The American Bankers Association announced Wednesday that it will drop its request for emergency relief in pending litigation over the Volcker Rule, but declined to stop the suit entirely.

The trade group sued the banking agencies late last year, arguing the rule would cause "immediate and irreparable" damage to community banks because it unexpectedly covered certain collateralized debt obligations backed by trust preferred securities. The trade group sought an emergency court action, warning that banks would have to take massive write-downs if the provision of the rule were allowed to stand.

Regulators signaled Dec. 27 that they planned to address the issue, finally doing so late Tuesday. They issued an interim final rule that would exempt all CDOs that were backed with Trups issued by banks with less than $15 billion of assets. In practical terms, that exemption would help more than 90% of potentially affected CDO Trups, according to ABA's analysis.

As a result, the trade group said Wednesday it was no longer seeking emergency action.

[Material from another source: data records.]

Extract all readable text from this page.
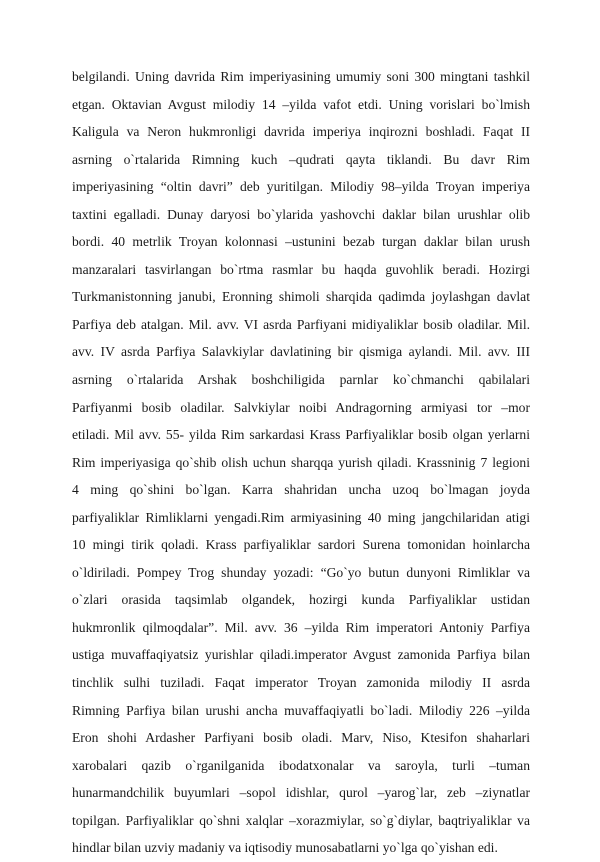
belgilandi. Uning davrida Rim imperiyasining umumiy soni 300 mingtani tashkil
etgan. Oktavian Avgust milodiy 14 –yilda vafot etdi. Uning vorislari bo`lmish
Kaligula va Neron hukmronligi davrida imperiya inqirozni boshladi. Faqat II
asrning o`rtalarida Rimning kuch –qudrati qayta tiklandi. Bu davr Rim
imperiyasining “oltin davri” deb yuritilgan. Milodiy 98–yilda Troyan imperiya
taxtini egalladi. Dunay daryosi bo`ylarida yashovchi daklar bilan urushlar olib
bordi. 40 metrlik Troyan kolonnasi –ustunini bezab turgan daklar bilan urush
manzaralari tasvirlangan bo`rtma rasmlar bu haqda guvohlik beradi. Hozirgi
Turkmanistonning janubi, Eronning shimoli sharqida qadimda joylashgan davlat
Parfiya deb atalgan. Mil. avv. VI asrda Parfiyani midiyaliklar bosib oladilar. Mil.
avv. IV asrda Parfiya Salavkiylar davlatining bir qismiga aylandi. Mil. avv. III
asrning o`rtalarida Arshak boshchiligida parnlar ko`chmanchi qabilalari
Parfiyanmi bosib oladilar. Salvkiylar noibi Andragorning armiyasi tor –mor
etiladi. Mil avv. 55- yilda Rim sarkardasi Krass Parfiyaliklar bosib olgan yerlarni
Rim imperiyasiga qo`shib olish uchun sharqqa yurish qiladi. Krassninig 7 legioni
4 ming qo`shini bo`lgan. Karra shahridan uncha uzoq bo`lmagan joyda
parfiyaliklar Rimliklarni yengadi.Rim armiyasining 40 ming jangchilaridan atigi
10 mingi tirik qoladi. Krass parfiyaliklar sardori Surena tomonidan hoinlarcha
o`ldiriladi. Pompey Trog shunday yozadi: “Go`yo butun dunyoni Rimliklar va
o`zlari orasida taqsimlab olgandek, hozirgi kunda Parfiyaliklar ustidan
hukmronlik qilmoqdalar”. Mil. avv. 36 –yilda Rim imperatori Antoniy Parfiya
ustiga muvaffaqiyatsiz yurishlar qiladi.imperator Avgust zamonida Parfiya bilan
tinchlik sulhi tuziladi. Faqat imperator Troyan zamonida milodiy II asrda
Rimning Parfiya bilan urushi ancha muvaffaqiyatli bo`ladi. Milodiy 226 –yilda
Eron shohi Ardasher Parfiyani bosib oladi. Marv, Niso, Ktesifon shaharlari
xarobalari qazib o`rganilganida ibodatxonalar va saroyla, turli –tuman
hunarmandchilik buyumlari –sopol idishlar, qurol –yarog`lar, zeb –ziynatlar
topilgan. Parfiyaliklar qo`shni xalqlar –xorazmiylar, so`g`diylar, baqtriyaliklar va
hindlar bilan uzviy madaniy va iqtisodiy munosabatlarni yo`lga qo`yishan edi.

However, it reserved the right to keep the litigation going until the group better understands how many institutions may still be affected by the issue.

"After reviewing the regulators' interim final rule and assessing the relief it provides affected banks, we have decided to withdraw our request for emergency relief in the pending litigation," said Frank Keating, president of the ABA in a press release. "We are, however, deferring a decision on dismissal of the litigation to allow time to consult with our membership and finalize our analysis of the impact and implications of the interim final rule."